Published on Realtor.com Sep 25, 2019 By Jamie Wiebe
Autumn brings pumpkins and—love 'em or hate 'em—pumpkin spice lattes, sweater weather, and spooky skeletons. But most importantly, fall brings an end to a summer of outdoor adventures—and tedious yard tasks like weeding, mowing, and watering the lawn.
But just because the weather's cooling off doesn't mean your to-do list will, too. Before busting out the cinnamon spice and mulled wine, take on a few home maintenance tasks that will put you in good standing once temperatures dip.
"It's easier to prepare for a winter emergency in the fall," says Jericho McClellan, who works in construction management.
But fear not: We've got you covered with our checklist of home maintenance chores to tackle this season. Read on for details about where to start, and whom to call if you need backup.
1. Properly store your yard equipment
One of the best parts about fall: You can usually put your lawn mower into hibernation mode until spring.
But before you forget about that pesky piece of machinery entirely, remember this: Spring will suck if you don't prep your equipment this fall. That's because gasoline reacts with the air in the tank if left long enough, causing oxidation, which creates small deposits that can affect the performance of your mower.
And it's not just gas-powered equipment that needs a fall refresh.
Lester Poole, Lowe's live-nursery specialist, recommends running pressurized air through your pressure washers to remove any remaining water in the system, which will prevent freeze damage to the pumping mechanisms.
If your winter is particularly snowy and gritty, you'll be glad to have your pressure washer on high alert.
DIY: This project is easy to do yourself—just get rid of any spare gasoline. Many cities and counties have hazardous-waste programs, or your local auto parts store might take the old gas for you, too.
2. Protect your pipes
When temps dip below freezing, unprotected pipes can burst from exposure. Guard against burst pipes by wrapping them in foam insulation, closing foundation vents (more on that below), and opening cabinet doors under sinks to allow warm air to flow around supply lines. And make sure to keep your thermostat at 60 degrees or higher overnight.

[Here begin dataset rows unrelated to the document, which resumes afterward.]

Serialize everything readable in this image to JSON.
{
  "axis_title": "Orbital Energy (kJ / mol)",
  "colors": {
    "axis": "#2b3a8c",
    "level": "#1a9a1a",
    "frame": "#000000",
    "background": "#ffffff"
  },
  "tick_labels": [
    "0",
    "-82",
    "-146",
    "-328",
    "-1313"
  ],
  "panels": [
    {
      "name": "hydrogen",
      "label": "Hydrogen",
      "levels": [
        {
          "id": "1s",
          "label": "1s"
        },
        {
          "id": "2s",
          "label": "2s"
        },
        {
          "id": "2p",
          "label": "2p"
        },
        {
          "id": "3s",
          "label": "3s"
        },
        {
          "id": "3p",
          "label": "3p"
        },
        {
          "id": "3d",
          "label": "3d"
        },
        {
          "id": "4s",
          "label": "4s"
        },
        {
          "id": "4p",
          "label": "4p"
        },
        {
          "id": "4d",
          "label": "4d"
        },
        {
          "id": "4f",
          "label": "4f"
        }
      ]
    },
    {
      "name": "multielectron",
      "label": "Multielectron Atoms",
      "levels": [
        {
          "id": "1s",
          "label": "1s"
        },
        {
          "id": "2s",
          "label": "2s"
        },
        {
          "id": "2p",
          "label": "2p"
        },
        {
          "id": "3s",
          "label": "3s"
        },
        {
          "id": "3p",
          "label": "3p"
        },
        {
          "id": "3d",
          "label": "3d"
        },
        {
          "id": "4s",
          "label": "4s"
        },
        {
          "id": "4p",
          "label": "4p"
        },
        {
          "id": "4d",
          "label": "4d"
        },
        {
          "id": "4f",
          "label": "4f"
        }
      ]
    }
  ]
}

If you haven't tracked down your home's water shut-offs yet, now's the time. They might be located outside your house or in your crawl space. Once you've found them, give them a test.
"The winter is not a fun time to try to figure that out, especially should a pipe burst," McClellan says. (More on that, too, in a minute.)
Now's also a good time to drain all of your exterior water hoses to prevent an icy emergency.
DIY: If your pipes do freeze, leave the affected faucets on and turn off your water supply, says Jenny Popis, a Lowe's Home Improvement spokeswoman. Then locate the freeze point by feeling the length of frozen pipes to determine which area is coldest. You can attempt to thaw it by wrapping the frozen section in washcloths soaked in hot water—then thaw until you have full water pressure.
Call in the pros: If you can't locate the freeze point or your pipes have burst, call in a licensed plumber, which will run $150 to $600 on average(depending on the severity of the leak).